That’s where the excitement was coming from. New knowledge would hopefully provide new leads.
“I’ll keep an eye on that box while you bring the other to your car,” Barb said.
“Thanks,” he said, grabbing the first. It’d take him days to sort through this. Might be better than digital so he could write on it, or not. It’d feel like old school detective work, but might give him a break from staring at a computer nonstop again.
When he returned for the second box, Barb was still standing there smiling. “Do you plan on talking to anyone in the area about this?”
“It’s my plan,” he said.
She looked around as she had last time he was here. “Just be careful. You seem like a nice guy and all.”
The second warning from her. “Why be careful?”
“It’s like I said,” Barb whispered. “Some people don’t like the past dug up. It hit our community hard and most have moved on.”
“Got it,” he said.
Well, he hadn’t moved on and he could guarantee it hit him a lot harder than anyone else in the community.
After the second box was in his SUV, he drove back to his rented ranch, unloaded the boxes onto the kitchen table and stared at them.
Why was it so hard to open the first box and start?
Not long ago he was excited.
But the grief. It was there too.
He knew this was going to happen. He knew he’d struggle.
Taking that first step was going to be the hardest.
He’d start small. He’d just said how happy he was it was paper, but he was going to scan it all into his computer anyway. It was how his mind worked.
Three hours later, his butt was numb and his fingers were chapped from feeding the papers in twenty at a time.
The fucker jammed on him more times than he could count too, but it was done, saved, and his computer shut down.
He needed air more than he needed a deep dive into his sister’s murder.
Odd, considering that was why he was here and what had been fueling his life for the past decade.
Rory grabbed his phone and the key to the house he was staying in, then took off toward the path they suspected his sister had taken the night she was murdered.
He started at the cabin his family had rented that summer, turned right and made his way toward the property she’d been snapping pictures of on her phone. Where he landed was a cluster of condos. One of them was Gale’s. She hadn’t said which one and he hadn’t asked, but she’d seen him taking pictures.
He was positive Rene had stopped here before attempting to return. He’d clocked it prior, ten minutes based on his sister’s stride. She walked fast to keep pace with him when they were side by side. This was ten minutes, when he got the text that she was coming back.
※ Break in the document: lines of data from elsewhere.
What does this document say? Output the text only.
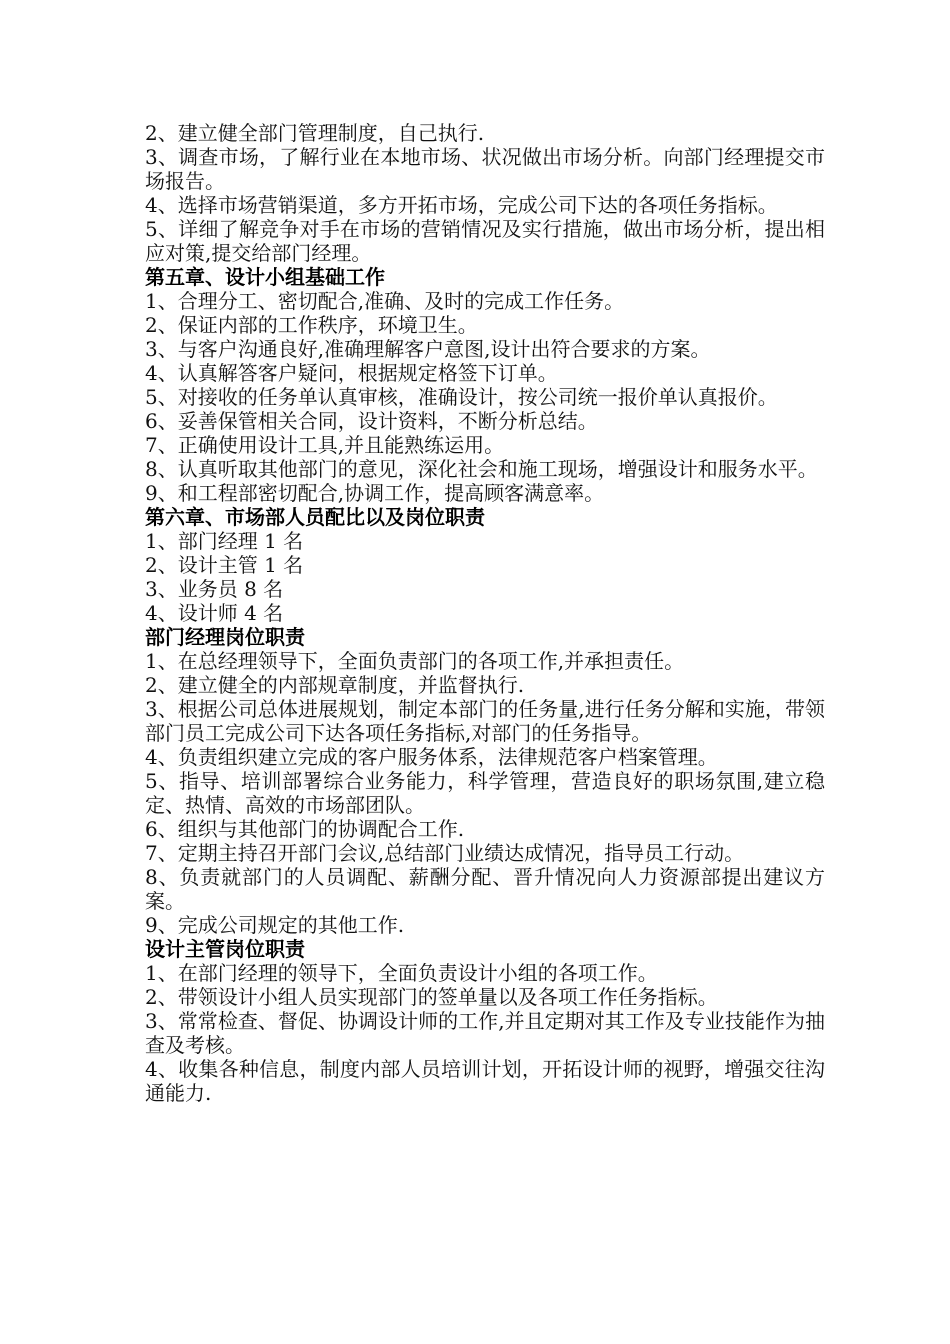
2、建立健全部门管理制度，自己执行.

3、调查市场，了解行业在本地市场、状况做出市场分析。向部门经理提交市场报告。

4、选择市场营销渠道，多方开拓市场，完成公司下达的各项任务指标。

5、详细了解竞争对手在市场的营销情况及实行措施，做出市场分析，提出相应对策,提交给部门经理。

第五章、设计小组基础工作

1、合理分工、密切配合,准确、及时的完成工作任务。

2、保证内部的工作秩序，环境卫生。

3、与客户沟通良好,准确理解客户意图,设计出符合要求的方案。

4、认真解答客户疑问，根据规定格签下订单。

5、对接收的任务单认真审核，准确设计，按公司统一报价单认真报价。

6、妥善保管相关合同，设计资料，不断分析总结。

7、正确使用设计工具,并且能熟练运用。

8、认真听取其他部门的意见，深化社会和施工现场，增强设计和服务水平。

9、和工程部密切配合,协调工作，提高顾客满意率。

第六章、市场部人员配比以及岗位职责

1、部门经理 1 名

2、设计主管 1 名

3、业务员 8 名

4、设计师 4 名

部门经理岗位职责

1、在总经理领导下，全面负责部门的各项工作,并承担责任。

2、建立健全的内部规章制度，并监督执行.

3、根据公司总体进展规划，制定本部门的任务量,进行任务分解和实施，带领部门员工完成公司下达各项任务指标,对部门的任务指导。

4、负责组织建立完成的客户服务体系，法律规范客户档案管理。

5、指导、培训部署综合业务能力，科学管理，营造良好的职场氛围,建立稳定、热情、高效的市场部团队。

6、组织与其他部门的协调配合工作.

7、定期主持召开部门会议,总结部门业绩达成情况，指导员工行动。

8、负责就部门的人员调配、薪酬分配、晋升情况向人力资源部提出建议方案。

9、完成公司规定的其他工作.

设计主管岗位职责

1、在部门经理的领导下，全面负责设计小组的各项工作。

2、带领设计小组人员实现部门的签单量以及各项工作任务指标。

3、常常检查、督促、协调设计师的工作,并且定期对其工作及专业技能作为抽查及考核。

4、收集各种信息，制度内部人员培训计划，开拓设计师的视野，增强交往沟通能力.
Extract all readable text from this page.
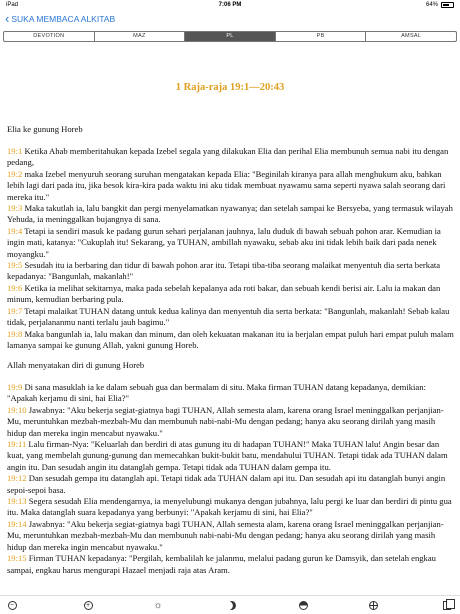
iPad	7:06 PM	64%
‹ SUKA MEMBACA ALKITAB
DEVOTION	MAZ	PL	PB	AMSAL
1 Raja-raja 19:1—20:43
Elia ke gunung Horeb
19:1 Ketika Ahab memberitahukan kepada Izebel segala yang dilakukan Elia dan perihal Elia membunuh semua nabi itu dengan pedang,
19:2 maka Izebel menyuruh seorang suruhan mengatakan kepada Elia: "Beginilah kiranya para allah menghukum aku, bahkan lebih lagi dari pada itu, jika besok kira-kira pada waktu ini aku tidak membuat nyawamu sama seperti nyawa salah seorang dari mereka itu."
19:3 Maka takutlah ia, lalu bangkit dan pergi menyelamatkan nyawanya; dan setelah sampai ke Bersyeba, yang termasuk wilayah Yehuda, ia meninggalkan bujangnya di sana.
19:4 Tetapi ia sendiri masuk ke padang gurun sehari perjalanan jauhnya, lalu duduk di bawah sebuah pohon arar. Kemudian ia ingin mati, katanya: "Cukuplah itu! Sekarang, ya TUHAN, ambillah nyawaku, sebab aku ini tidak lebih baik dari pada nenek moyangku."
19:5 Sesudah itu ia berbaring dan tidur di bawah pohon arar itu. Tetapi tiba-tiba seorang malaikat menyentuh dia serta berkata kepadanya: "Bangunlah, makanlah!"
19:6 Ketika ia melihat sekitarnya, maka pada sebelah kepalanya ada roti bakar, dan sebuah kendi berisi air. Lalu ia makan dan minum, kemudian berbaring pula.
19:7 Tetapi malaikat TUHAN datang untuk kedua kalinya dan menyentuh dia serta berkata: "Bangunlah, makanlah! Sebab kalau tidak, perjalananmu nanti terlalu jauh bagimu."
19:8 Maka bangunlah ia, lalu makan dan minum, dan oleh kekuatan makanan itu ia berjalan empat puluh hari empat puluh malam lamanya sampai ke gunung Allah, yakni gunung Horeb.
Allah menyatakan diri di gunung Horeb
19:9 Di sana masuklah ia ke dalam sebuah gua dan bermalam di situ. Maka firman TUHAN datang kepadanya, demikian: "Apakah kerjamu di sini, hai Elia?"
19:10 Jawabnya: "Aku bekerja segiat-giatnya bagi TUHAN, Allah semesta alam, karena orang Israel meninggalkan perjanjian-Mu, meruntuhkan mezbah-mezbah-Mu dan membunuh nabi-nabi-Mu dengan pedang; hanya aku seorang dirilah yang masih hidup dan mereka ingin mencabut nyawaku."
19:11 Lalu firman-Nya: "Keluarlah dan berdiri di atas gunung itu di hadapan TUHAN!" Maka TUHAN lalu! Angin besar dan kuat, yang membelah gunung-gunung dan memecahkan bukit-bukit batu, mendahului TUHAN. Tetapi tidak ada TUHAN dalam angin itu. Dan sesudah angin itu datanglah gempa. Tetapi tidak ada TUHAN dalam gempa itu.
19:12 Dan sesudah gempa itu datanglah api. Tetapi tidak ada TUHAN dalam api itu. Dan sesudah api itu datanglah bunyi angin sepoi-sepoi basa.
19:13 Segera sesudah Elia mendengarnya, ia menyelubungi mukanya dengan jubahnya, lalu pergi ke luar dan berdiri di pintu gua itu. Maka datanglah suara kepadanya yang berbunyi: "Apakah kerjamu di sini, hai Elia?"
19:14 Jawabnya: "Aku bekerja segiat-giatnya bagi TUHAN, Allah semesta alam, karena orang Israel meninggalkan perjanjian-Mu, meruntuhkan mezbah-mezbah-Mu dan membunuh nabi-nabi-Mu dengan pedang; hanya aku seorang dirilah yang masih hidup dan mereka ingin mencabut nyawaku."
19:15 Firman TUHAN kepadanya: "Pergilah, kembalilah ke jalanmu, melalui padang gurun ke Damsyik, dan setelah engkau sampai, engkau harus mengurapi Hazael menjadi raja atas Aram.
−	+	☼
Five minutes back and he was right about where her body was found.
The bush was still here that her body was thrown behind broken and limp.
His heart raced, his palms were slick, head pounded, and that familiar bubbling twisted in his gut. A sick, queasy feeling he knew no amount of time would ever chase away.
He inhaled, his lungs filling, then pushed the air out as if he was blowing all his pain with it. Nope, hadn’t worked.
“Can I help you?”
Rory turned quickly and noticed an older man on the side of the road.